Educating yourself about what to expect in the event of a disaster will help you to prepare an action plan for you and your family’s survival. This could mean, for instance, devising an evacuation plan in the event of a hurricane or wildfire, ensuring that you practice this on an annual basis. Or it could mean learning what protective steps should be taken to prevent the spread of infectious disease. By ensuring you are as prepared as possible, you will be less of a burden on support organizations. This will free them up to help those who need them most. You should also consider taking a first aid training course.  You will learn necessary first aid skills, such as how to perform CPR and dressing cuts and burns. There are specialized courses available for lifeguarding and child first aid. You will be better equipped to deal with a disaster situation as you learn first aid skills. You may even save a life!

4. Support health and relief organizations by speaking up

Share what you are doing to help, and include your friends and family. Everyone knows that “many hands make light work”.  Post what you’re doing on social media. This is not to boast, but to invite and encourage others to do the same. You can even start a fund-raising campaign on Facebook.

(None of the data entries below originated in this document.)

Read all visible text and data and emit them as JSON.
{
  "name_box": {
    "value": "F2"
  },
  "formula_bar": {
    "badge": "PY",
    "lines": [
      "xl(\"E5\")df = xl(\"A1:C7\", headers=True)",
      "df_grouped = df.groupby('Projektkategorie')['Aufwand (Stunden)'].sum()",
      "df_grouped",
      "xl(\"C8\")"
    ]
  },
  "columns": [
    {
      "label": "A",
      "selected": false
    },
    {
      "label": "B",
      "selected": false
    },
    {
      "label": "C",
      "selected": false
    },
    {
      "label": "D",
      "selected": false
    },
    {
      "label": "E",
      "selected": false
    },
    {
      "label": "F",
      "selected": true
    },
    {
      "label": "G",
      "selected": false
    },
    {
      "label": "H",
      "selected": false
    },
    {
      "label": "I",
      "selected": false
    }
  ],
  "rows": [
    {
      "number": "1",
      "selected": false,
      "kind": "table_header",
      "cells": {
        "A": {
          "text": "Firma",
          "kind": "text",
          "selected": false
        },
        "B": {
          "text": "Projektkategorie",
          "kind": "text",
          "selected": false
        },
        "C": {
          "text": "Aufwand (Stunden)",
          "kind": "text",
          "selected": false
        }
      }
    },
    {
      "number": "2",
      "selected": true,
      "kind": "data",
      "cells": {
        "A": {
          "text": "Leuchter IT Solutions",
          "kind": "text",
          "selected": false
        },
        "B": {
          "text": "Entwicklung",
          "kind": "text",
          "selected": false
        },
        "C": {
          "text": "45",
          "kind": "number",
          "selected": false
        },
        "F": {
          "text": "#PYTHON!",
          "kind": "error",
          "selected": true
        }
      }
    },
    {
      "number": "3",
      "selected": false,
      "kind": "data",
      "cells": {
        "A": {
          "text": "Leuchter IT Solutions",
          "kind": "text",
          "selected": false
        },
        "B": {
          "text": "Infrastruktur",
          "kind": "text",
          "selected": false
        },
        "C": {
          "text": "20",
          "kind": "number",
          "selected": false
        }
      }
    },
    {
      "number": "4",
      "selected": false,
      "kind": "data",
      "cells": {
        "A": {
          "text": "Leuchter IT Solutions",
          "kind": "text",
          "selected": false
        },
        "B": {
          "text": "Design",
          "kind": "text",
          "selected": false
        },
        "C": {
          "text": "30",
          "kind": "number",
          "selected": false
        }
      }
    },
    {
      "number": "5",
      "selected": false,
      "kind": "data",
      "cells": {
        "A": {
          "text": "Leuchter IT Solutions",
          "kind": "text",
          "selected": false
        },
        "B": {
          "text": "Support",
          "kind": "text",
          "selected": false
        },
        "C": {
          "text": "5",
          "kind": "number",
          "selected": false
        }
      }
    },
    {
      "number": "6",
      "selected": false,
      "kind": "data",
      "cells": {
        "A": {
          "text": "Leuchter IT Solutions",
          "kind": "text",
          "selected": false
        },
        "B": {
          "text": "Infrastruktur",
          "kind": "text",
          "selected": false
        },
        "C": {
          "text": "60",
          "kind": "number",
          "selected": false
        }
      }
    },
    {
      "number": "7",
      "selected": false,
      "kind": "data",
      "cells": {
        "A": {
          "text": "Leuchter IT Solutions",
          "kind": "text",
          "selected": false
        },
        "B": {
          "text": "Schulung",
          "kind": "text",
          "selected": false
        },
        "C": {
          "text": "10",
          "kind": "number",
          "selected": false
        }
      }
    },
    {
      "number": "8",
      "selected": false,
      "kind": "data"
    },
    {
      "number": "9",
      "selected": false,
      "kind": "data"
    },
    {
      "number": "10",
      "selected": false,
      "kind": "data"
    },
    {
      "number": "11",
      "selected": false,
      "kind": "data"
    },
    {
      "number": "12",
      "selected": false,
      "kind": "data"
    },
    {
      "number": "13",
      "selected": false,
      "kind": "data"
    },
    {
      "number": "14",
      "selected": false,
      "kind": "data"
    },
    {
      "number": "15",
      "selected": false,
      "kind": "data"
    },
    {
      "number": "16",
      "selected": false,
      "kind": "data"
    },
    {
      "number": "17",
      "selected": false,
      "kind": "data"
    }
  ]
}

You can be a good influence as you support health and relief organizations in your community or the nation. Be an example, share your talents and skills, and make a difference for good. You’ll provide valuable service and feel better, too, for having helped!

support health and relief organizations


One thought on “How to Support Health and Relief Organizations in the U.S.

  1. Darren

    It has been a good experience for family, friends & me to serve side by side in the aftermath of the So. Cal. wildfires over the years.